また、この3年間に入社した社員は、新型コロナ感染対策により社内の縦横斜めの人間関係作りが希薄になってしまったということもあり、誰にサポートを求めたらいいのか分からないなど、孤立感を感じている人も少なくありません。
「思いやり行動」とは、誰かが困っていたり、余裕がなさそうに見えたり、忙しそうだなと感じたときに、自発的に声掛けをしてサポートをしてあげる行動です。

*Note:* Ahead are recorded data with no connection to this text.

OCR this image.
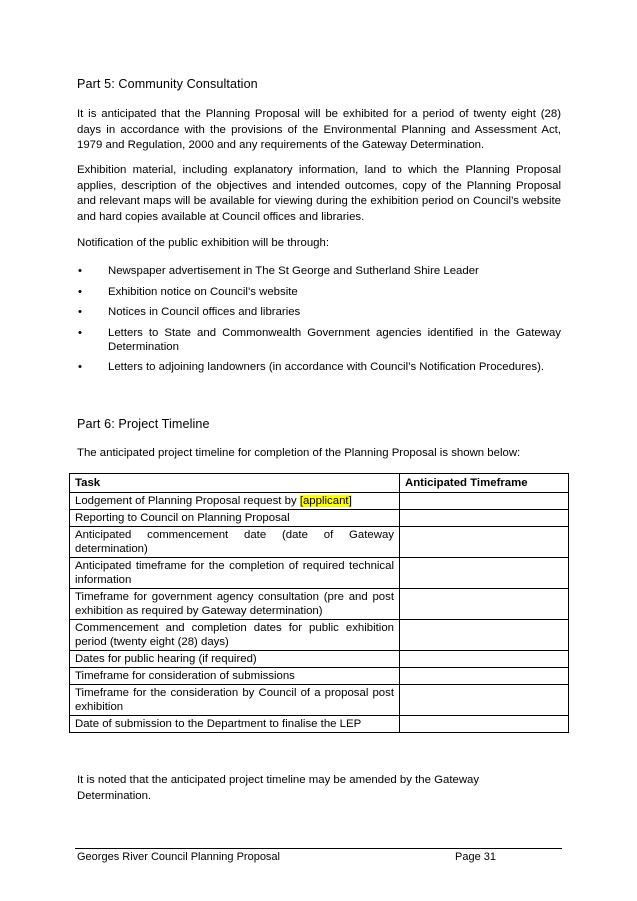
Part 5: Community Consultation
It is anticipated that the Planning Proposal will be exhibited for a period of twenty eight (28) days in accordance with the provisions of the Environmental Planning and Assessment Act, 1979 and Regulation, 2000 and any requirements of the Gateway Determination.
Exhibition material, including explanatory information, land to which the Planning Proposal applies, description of the objectives and intended outcomes, copy of the Planning Proposal and relevant maps will be available for viewing during the exhibition period on Council’s website and hard copies available at Council offices and libraries.
Notification of the public exhibition will be through:
• Newspaper advertisement in The St George and Sutherland Shire Leader
• Exhibition notice on Council’s website
• Notices in Council offices and libraries
• Letters to State and Commonwealth Government agencies identified in the Gateway Determination
• Letters to adjoining landowners (in accordance with Council’s Notification Procedures).
Part 6: Project Timeline
The anticipated project timeline for completion of the Planning Proposal is shown below:
Task	Anticipated Timeframe
Lodgement of Planning Proposal request by [applicant]	
Reporting to Council on Planning Proposal	
Anticipated commencement date (date of Gateway determination)	
Anticipated timeframe for the completion of required technical information	
Timeframe for government agency consultation (pre and post exhibition as required by Gateway determination)	
Commencement and completion dates for public exhibition period (twenty eight (28) days)	
Dates for public hearing (if required)	
Timeframe for consideration of submissions	
Timeframe for the consideration by Council of a proposal post exhibition	
Date of submission to the Department to finalise the LEP	
It is noted that the anticipated project timeline may be amended by the Gateway Determination.
Georges River Council Planning Proposal	Page 31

何か特別なことをするのではなく、日常の業務の中で、ちょっとしたお手伝いを気さくに申し出る、というイメージでしょうか。
例えば、
・パソコン作業のちょっとしたコツを教えてあげる
・同僚が忙しそうだったので、ランチのお弁当を自分が買うときに声掛けして買ってきた
・台車から荷物を降ろしているときに声掛けして手伝った
・出勤時に隣のデスクの消毒もついでに済ませた
・残業申請した後輩に手伝えることはないか訊いて助けた
などなど
「思いやり行動」が増えると
職場の中で思いやり、助け合いの行動が増えていくと、職場の雰囲気が変わります。
周囲の人に対する信頼感が生まれ、これまでより良好な関係性が育まれます。
助けてもらった経験をすることで、安心感が醸成され、次は自ら「相談しよう」「自分も声掛けしよう」という心持ちになることもあるでしょう。
サポートが得られる職場では離職も少なくなることが予想されます。
「困っている?」
「自分にできることある?」
「○○しようか?」
まずは、あなたからスタートしてみましょう。